I am sick to death of superhero franchises. We need to put a stop to them, and quickly.
Studios have realized two things: One, that people will see absolutely anything as long as it’s got superheroes or a Marvel logo in it, and two, that they can trick people into getting invested in the franchise by treating it like a television show. X-Men: Days of Future Past is an infuriating film, mostly because it isn’t a film at all. It’s a palate cleanser, a mega-blockbuster excuse to stroke fandom ego and put pieces in place for their next mega-blockbuster. And they’ve sunk lower than ever before with this one. This movie is less like an episode of a TV show and more like the webisode-prequel to a new season of a TV show. There is nothing accomplished in this movie that isn’t just about moving pieces into place for whatever the next movie is going to be about. It’s an insult to the audience.
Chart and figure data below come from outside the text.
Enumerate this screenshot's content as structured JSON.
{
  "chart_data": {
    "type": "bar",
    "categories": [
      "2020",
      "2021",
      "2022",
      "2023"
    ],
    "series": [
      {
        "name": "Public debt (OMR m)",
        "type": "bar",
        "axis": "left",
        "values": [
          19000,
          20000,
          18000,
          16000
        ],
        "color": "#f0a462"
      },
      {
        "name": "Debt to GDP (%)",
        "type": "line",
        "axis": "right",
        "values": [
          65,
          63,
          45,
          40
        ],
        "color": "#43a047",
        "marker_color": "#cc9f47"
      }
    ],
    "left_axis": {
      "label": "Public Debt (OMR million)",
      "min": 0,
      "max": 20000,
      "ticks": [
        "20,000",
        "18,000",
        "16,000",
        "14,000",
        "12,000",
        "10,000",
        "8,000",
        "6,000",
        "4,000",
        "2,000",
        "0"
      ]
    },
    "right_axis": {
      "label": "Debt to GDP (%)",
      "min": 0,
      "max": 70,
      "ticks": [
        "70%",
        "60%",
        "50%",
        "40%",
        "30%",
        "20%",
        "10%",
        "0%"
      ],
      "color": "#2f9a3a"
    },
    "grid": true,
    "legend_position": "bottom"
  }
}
There is exactly one good scene in Days of Future Past, and it’s probably one you’ve already heard mentioned. About halfway through the movie, Wolverine (Hugh Jackman, really really good here) and Young Professor X (James McAvoy) enlist the help of a young mutant named Quicksilver (Evan Peters) to help them break Young Magneto (Michael Fassbender, awesome as ever) out of a secret prison cell deep underneath the Pentagon. This sequence is so good that it’s unfair that it’s stuck inside such an awful film. The sequence has a zip to it that’s nowhere to be found in the rest of the movie, and more importantly it has a sense of humor. I know this isn’t a new complaint, but why do superhero movies always insist on being so grim and dire? Quicksilver is the only one in this movie having any fun. I wish we could’ve just followed him.
But alas, there are Serious Matters to attend to. I won’t offer a synopsis because the film’s plot is total nonsense, but suffice to say that it involves time travel. Remember Kitty Pryde (Ellen Page) from X-Men: The Last Stand? Her mutant power was to move through solid objects? Well, turns out she can ALSO send your consciousness back in time to your younger body. If that sounds like complete bullshit to you, I’ve got some bad news. The entire film is built on stuff like that. This is the seventh film in this franchise and yet almost nothing about it flows naturally from its predecessors. The future timeline comes without any warning whatsoever, but we’re told that things have gotten really, really bad. The last movie in this series, last year’s The Wolverine, seemed to take place in a non-dystopic world, so I’m not sure where this is coming from.
Well, I do know where it’s coming from, since that’s the whole point of this movie. But even the past timeline has stuff like this. It takes place about ten years after X-Men: First Class, which means that they can dole out exposition about the radical character changes that have happened in that time without bothering to show it. It’s such a cheat of a film. They really needed to tell this story, so they made arbitrary changes to everything we’ve previously been told about this franchise rather than building on what they’ve already created. It’s unbelievable how poorly this film treats its fans.
And if that weren’t bad enough, Days of Future Past features the incredibly boring filmmaking that’s a hallmark of director Bryan Singer’s work. This film is a black hole of style. I know that most people who will see this movie only care about seeing their favorite characters, but is it too much to ask for some halfway-interesting filmmaking as well? Matthew Vaughn’s First Class may have had a few issues, but at least it had a discernible aesthetic. The entire movie is on auto-pilot. All the big bombastic trailer moments just kind of happen for the sake of having big bombastic trailer moments. The characters do things and go places because they have to. The cast is doing their damnedest, but all of these characters are incredibly boring. Even Magneto, who once upon a time was the most interesting villain in any superhero movie, has been flattened within an inch of his life. Peter Dinklage is wasted as Bolivar Trask, the film’s unbelievably lame villain. In fact, almost all of these actors are totally wasted, minus Peters as Quicksilver, who is a major part of why his scenes work as well as they do. You’ve got some of the best actors working today. Give them something to chew on, for god’s sake. Even Ian McKellen and Patrick Stewart are thrown away on what basically amounts to cameos. Fassbender and McAvoy bring their A-game (they’re some of the only actors who successfully weave their mutant powers into their physicality) but it hardly matters. Everyone in this movie would rather be doing something else, and while most of them are talented enough to still turn in a decent performance, the rest of the cast looks bored.
People are calling this the “best superhero movie ever,” because of course they are. And if you really enjoyed this movie, please don’t take that as an attack on your opinion. If you enjoyed the film, more power to you. I certainly wish I did. But you deserve better. X-Men: Days of Future Past is a con of the highest order, and a disturbing look at the future of blockbusters. I paid ten dollars to watch a movie studio set up their next film. Joke’s on them, though, because there’s no way I’m seeing it. Fool me once, etc. etc.